Before the industrial age hit full steam -- before phonograph records, really -- to be an amateur was to take part in an informal guild, of sorts. You were a proud keeper of culture; one of the most astute members of the audience; one of the most selfless, too. And you were more essential to the health of your favored art than were the professional critics, who functioned more like partisan hacks of taste. You were art's truest public.
It's difficult to define how and when the amateur's stock began to fall. In his 1949 essay "The Indispensable Amateur," Jacques Barzun suggested the cause was the increased specialization of higher education throughout the 20th Century. In music, the proud public of chamber ensembles and plonking pianists seems to have been broken up by the record boom, that time at the end of the 19th Century when the music industry began to reorganize itself, investing in "recording artists" and catering to listeners, rather than publishing sheet music for amateurs. By 1905, the power of Enrico Caruso -- his celebrity as much as his voice -- was unleashed on the culture at large. There was no turning back: the hobbyist wilted under the radiance of the pop star.
But amateurism never left the music industry. In truth, it's played a crucial role in the history of pop. Nearly every musical revolt after Caruso was founded upon the amateur's values: their mix of moxie and naivety, or what Barzun (by way of Henry Ford) called the novice's unfamiliarity with the impossible. The spirit rises again and again throughout pop's grand narrative, whether in the so-called "race records" that filtered into the distribution stream of the 1920s and '30s; the birth of rock'n'roll that resulted from the earlier consummation of different blues styles; or the emergence of hip-hop in the '70s.

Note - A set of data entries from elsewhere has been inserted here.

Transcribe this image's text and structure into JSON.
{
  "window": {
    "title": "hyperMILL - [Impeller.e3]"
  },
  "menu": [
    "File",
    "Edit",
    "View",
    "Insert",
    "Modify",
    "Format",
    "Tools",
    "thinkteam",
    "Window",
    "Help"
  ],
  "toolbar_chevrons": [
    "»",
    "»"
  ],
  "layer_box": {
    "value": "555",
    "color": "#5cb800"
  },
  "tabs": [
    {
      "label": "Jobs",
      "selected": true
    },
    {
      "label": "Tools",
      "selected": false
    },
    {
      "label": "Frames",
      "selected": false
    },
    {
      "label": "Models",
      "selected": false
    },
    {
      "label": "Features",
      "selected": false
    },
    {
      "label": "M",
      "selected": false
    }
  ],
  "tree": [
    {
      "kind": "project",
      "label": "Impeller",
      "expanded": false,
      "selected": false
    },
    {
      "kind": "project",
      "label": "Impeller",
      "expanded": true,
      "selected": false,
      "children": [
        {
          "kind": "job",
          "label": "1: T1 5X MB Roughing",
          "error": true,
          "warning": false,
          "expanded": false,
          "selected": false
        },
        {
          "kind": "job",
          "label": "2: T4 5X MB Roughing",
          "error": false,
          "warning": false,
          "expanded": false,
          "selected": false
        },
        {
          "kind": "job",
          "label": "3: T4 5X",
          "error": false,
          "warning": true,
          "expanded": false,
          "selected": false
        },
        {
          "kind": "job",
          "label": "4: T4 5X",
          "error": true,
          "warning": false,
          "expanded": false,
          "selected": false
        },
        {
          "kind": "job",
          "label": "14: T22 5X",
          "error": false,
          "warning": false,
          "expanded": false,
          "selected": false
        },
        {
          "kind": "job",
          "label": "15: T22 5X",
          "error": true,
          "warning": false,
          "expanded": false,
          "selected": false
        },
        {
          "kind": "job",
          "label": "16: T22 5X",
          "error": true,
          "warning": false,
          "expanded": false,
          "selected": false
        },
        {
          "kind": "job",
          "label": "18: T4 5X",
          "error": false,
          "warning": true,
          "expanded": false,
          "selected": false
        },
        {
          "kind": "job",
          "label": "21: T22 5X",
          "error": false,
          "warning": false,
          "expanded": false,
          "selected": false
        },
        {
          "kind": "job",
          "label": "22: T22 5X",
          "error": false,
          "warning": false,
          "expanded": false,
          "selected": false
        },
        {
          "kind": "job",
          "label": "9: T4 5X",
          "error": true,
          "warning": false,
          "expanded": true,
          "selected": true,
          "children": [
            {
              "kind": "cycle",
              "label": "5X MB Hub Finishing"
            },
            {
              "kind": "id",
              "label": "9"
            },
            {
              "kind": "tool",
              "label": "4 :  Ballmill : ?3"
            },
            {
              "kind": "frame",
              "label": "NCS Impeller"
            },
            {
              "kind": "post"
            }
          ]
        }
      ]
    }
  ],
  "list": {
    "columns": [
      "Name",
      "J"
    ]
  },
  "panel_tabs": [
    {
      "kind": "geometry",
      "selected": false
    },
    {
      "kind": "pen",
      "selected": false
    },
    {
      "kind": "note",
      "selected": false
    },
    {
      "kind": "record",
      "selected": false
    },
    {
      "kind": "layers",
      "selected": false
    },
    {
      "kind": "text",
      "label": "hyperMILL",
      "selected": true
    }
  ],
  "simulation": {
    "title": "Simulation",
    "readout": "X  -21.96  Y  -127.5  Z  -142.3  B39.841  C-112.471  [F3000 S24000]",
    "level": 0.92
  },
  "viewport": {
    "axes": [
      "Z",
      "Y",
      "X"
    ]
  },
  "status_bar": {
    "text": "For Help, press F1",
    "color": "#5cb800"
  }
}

In rock music alone, rhetorical sleights of hand have folded amateurism's untamed passion into terms like "garage rock" and "punk" and "DIY." EDM, when it was synth-pop in the early '80s, flouted its lack of skilled musicianship. Though times have changed.
Today could be a golden age for the amateur. The tools are most definitely here. But the generation best poised to fill the informal guild of the past is distinguished largely by our pretentious careerism. We seem all too aware of what is and what isn't possible within the industry. And as a result, the art suffers. Must every fun-loving duo possessing a basement and an ASS_N_9 name hire a publicist to arm-wrestle journalists into submitting to the band's mythology? Where's the fun in that? Where's the passion, too?
Since I was 14, I've kept up a sporadic songwriting partnership with my best friend. It's been years since we've considered what we do to be anything more than a way of finding out how music works. We've made a lot of embarrassing noise together, for sure, and in these failures, which I expect we'll repeat until one of us dies or turns Republican, he's played Bouvard to my Pécuchet. But I'm sure I've gained more as an amateur than I ever could have as a professional. I've gained something as a friend, too. I'd like to think the profession of music has also gained, by having four more discriminating ears to play to. Though, of course, that's not really for me to say. Still, there's hope we've done right by our passion, as teased through Barzun's claim: "If the amateur did not exist it would be necessary to invent him."